Image via: flickr
Image via: flickr
Economic Freedom Fighters (EFF) member Mmabatho Mokause, during a National Council of Provinces (NCOP) debate on International Democracy Day under the theme: “Reaffirming the values and principles of our constitutional democracy,” had mouth fulls to say about President Cyril Ramaphosa and his government.
Calling him a rented president, Mokause said his allegiance will always lie with “big business” rather than with South Africans. Ramaphosa, on the other hand, maintains that he puts the citizens of the country first.
Mokause said dignity is a foreign concept in relation to the lives of ordinary, poor and working-class South Africans. Without access to the most basic of services such as water, electricity and sanitation, South Africa has become a textbook example of a country in crisis.
“Instead of legitimate voter education and participation, our people are reduced to selling votes for free t-shirts and food parcels. The participation of big business in the country’s politics also hugely undermines the central tenant of democracy,” said Mokause.
Mokause said their ability to buy votes, from the level of political parties to national elections means that those with deeper pockets can manipulate the democratic process to install the leaders they want who would then lead, not for the people, but for those who paid for them to be in these positions.
“The case of President Ramaphosa is a very good example of this practice. We now all know that big business invested over a Billion Rand to have him as a leader. His conduct since he became president shows that he owes his loyalty more to big businesses than to ordinary South Africans,” she added.
Mokause said that through the money made available to Ramaphosa, he has captured all critical sectors of the nation.
“But it is not him who sets the tune, it is those who paid for him. He is basically a rented president,” she said.
“Those who invested in him now have undisturbed access to state resources. They control all state-owned enterprises, they control the policy discourse, they are in charge of government procurement,” she added.
Mokause said many South Africans have lost faith in the government and Ramaphosa’s ability to lead the country in such a way that ordinary South Africans can meaningfully gain from the fruits of a democratic dispensation.

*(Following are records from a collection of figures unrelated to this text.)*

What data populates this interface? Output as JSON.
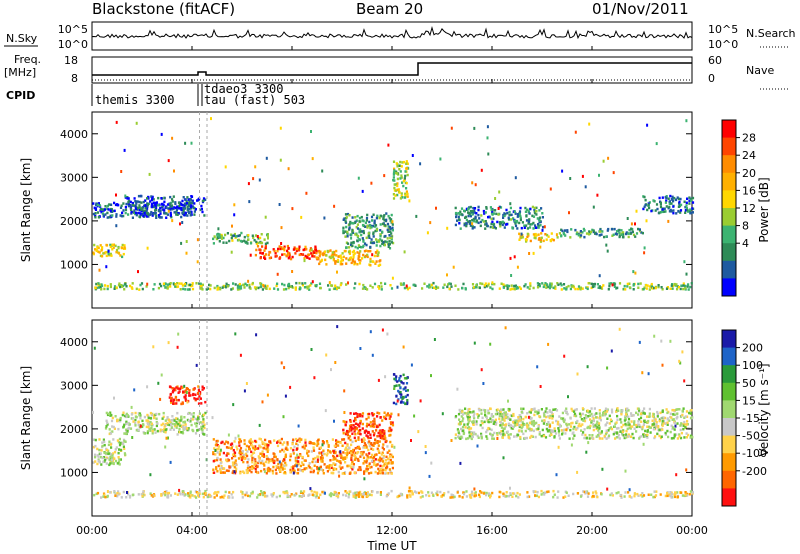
{
  "header": {
    "station": "Blackstone (fitACF)",
    "beam": "Beam 20",
    "date": "01/Nov/2011"
  },
  "noise_panel": {
    "left_label": "N.Sky",
    "left_ticks": [
      "10^5",
      "10^0"
    ],
    "right_ticks": [
      "10^5",
      "10^0"
    ],
    "right_label": "N.Search"
  },
  "freq_panel": {
    "left_label_1": "Freq.",
    "left_label_2": "[MHz]",
    "left_ticks": [
      "18",
      "8"
    ],
    "right_ticks": [
      "60",
      "0"
    ],
    "right_label": "Nave"
  },
  "cpid_panel": {
    "label": "CPID",
    "modes": [
      "themis 3300",
      "tdaeo3 3300",
      "tau (fast) 503"
    ]
  },
  "chart_data": [
    {
      "type": "heatmap",
      "name": "power",
      "ylabel": "Slant Range [km]",
      "ylim": [
        0,
        4500
      ],
      "yticks": [
        1000,
        2000,
        3000,
        4000
      ],
      "xlim": [
        0,
        24
      ],
      "xticks": [
        "00:00",
        "04:00",
        "08:00",
        "12:00",
        "16:00",
        "20:00",
        "00:00"
      ],
      "colorbar": {
        "label": "Power [dB]",
        "ticks": [
          "28",
          "24",
          "20",
          "16",
          "12",
          "8",
          "4"
        ],
        "colors": [
          "#ff0000",
          "#ff4500",
          "#ff8c00",
          "#ffb000",
          "#ffd700",
          "#9acd32",
          "#3cb371",
          "#2e8b57",
          "#1e5aa0",
          "#0000ff"
        ]
      },
      "echo_bands": [
        {
          "t0": 0.0,
          "t1": 1.3,
          "r0": 1200,
          "r1": 1500,
          "level": 0.55
        },
        {
          "t0": 0.0,
          "t1": 4.0,
          "r0": 2100,
          "r1": 2450,
          "level": 0.15
        },
        {
          "t0": 1.3,
          "t1": 4.5,
          "r0": 2150,
          "r1": 2600,
          "level": 0.12
        },
        {
          "t0": 4.8,
          "t1": 7.0,
          "r0": 1500,
          "r1": 1750,
          "level": 0.35
        },
        {
          "t0": 6.5,
          "t1": 9.0,
          "r0": 1150,
          "r1": 1450,
          "level": 0.85
        },
        {
          "t0": 9.0,
          "t1": 11.5,
          "r0": 1000,
          "r1": 1350,
          "level": 0.6
        },
        {
          "t0": 10.0,
          "t1": 12.0,
          "r0": 1400,
          "r1": 2200,
          "level": 0.3
        },
        {
          "t0": 12.0,
          "t1": 12.6,
          "r0": 2500,
          "r1": 3400,
          "level": 0.45
        },
        {
          "t0": 14.5,
          "t1": 18.0,
          "r0": 1850,
          "r1": 2350,
          "level": 0.25
        },
        {
          "t0": 17.0,
          "t1": 18.5,
          "r0": 1550,
          "r1": 1750,
          "level": 0.6
        },
        {
          "t0": 18.5,
          "t1": 22.0,
          "r0": 1650,
          "r1": 1850,
          "level": 0.3
        },
        {
          "t0": 22.0,
          "t1": 24.0,
          "r0": 2200,
          "r1": 2600,
          "level": 0.2
        },
        {
          "t0": 0.0,
          "t1": 24.0,
          "r0": 450,
          "r1": 600,
          "level": 0.4
        }
      ]
    },
    {
      "type": "heatmap",
      "name": "velocity",
      "ylabel": "Slant Range [km]",
      "ylim": [
        0,
        4500
      ],
      "yticks": [
        1000,
        2000,
        3000,
        4000
      ],
      "xlim": [
        0,
        24
      ],
      "xticks": [
        "00:00",
        "04:00",
        "08:00",
        "12:00",
        "16:00",
        "20:00",
        "00:00"
      ],
      "xlabel": "Time UT",
      "colorbar": {
        "label": "Velocity [m s⁻¹]",
        "ticks": [
          "200",
          "100",
          "50",
          "15",
          "-15",
          "-50",
          "-100",
          "-200"
        ],
        "colors": [
          "#1a1aa8",
          "#1e64c8",
          "#2a9a3a",
          "#5fc030",
          "#a0d870",
          "#c8c8c8",
          "#ffd24a",
          "#ff9a00",
          "#ff6600",
          "#ff1010"
        ]
      },
      "echo_bands": [
        {
          "t0": 0.0,
          "t1": 1.3,
          "r0": 1200,
          "r1": 1800,
          "level": 0.5
        },
        {
          "t0": 0.5,
          "t1": 4.5,
          "r0": 1900,
          "r1": 2400,
          "level": 0.5
        },
        {
          "t0": 4.8,
          "t1": 12.0,
          "r0": 1000,
          "r1": 1800,
          "level": 0.25
        },
        {
          "t0": 10.0,
          "t1": 12.0,
          "r0": 1800,
          "r1": 2400,
          "level": 0.1
        },
        {
          "t0": 12.0,
          "t1": 12.6,
          "r0": 2600,
          "r1": 3300,
          "level": 0.85
        },
        {
          "t0": 14.5,
          "t1": 24.0,
          "r0": 1800,
          "r1": 2500,
          "level": 0.5
        },
        {
          "t0": 3.0,
          "t1": 4.5,
          "r0": 2600,
          "r1": 3000,
          "level": 0.05
        },
        {
          "t0": 0.0,
          "t1": 24.0,
          "r0": 450,
          "r1": 600,
          "level": 0.4
        }
      ]
    }
  ]
}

“Even the “New Dawn” smokescreens meant to restore hope for our people, have failed to hide the deep-rooted structural, socio-economic and racial inequalities in South Africa,” she said.
“Against a backdrop of decades of inequality and neglect, where we are now is a stark contrast to where we thought we would be and it seems that with each passing year we descend deeper and deeper into an abyss of hopelessness, disillusionment and frustration, marked by service delivery protests, violent crime and corruption,” she added.
Mokause said this is shown by the declining participation in voting with every passing local and national election of those South Africans eligible to vote, about 49% voted in the 2019 elections.
“It is no secret that low voter turnout weakens democracy and growing disillusionment has a big role to play,” she added.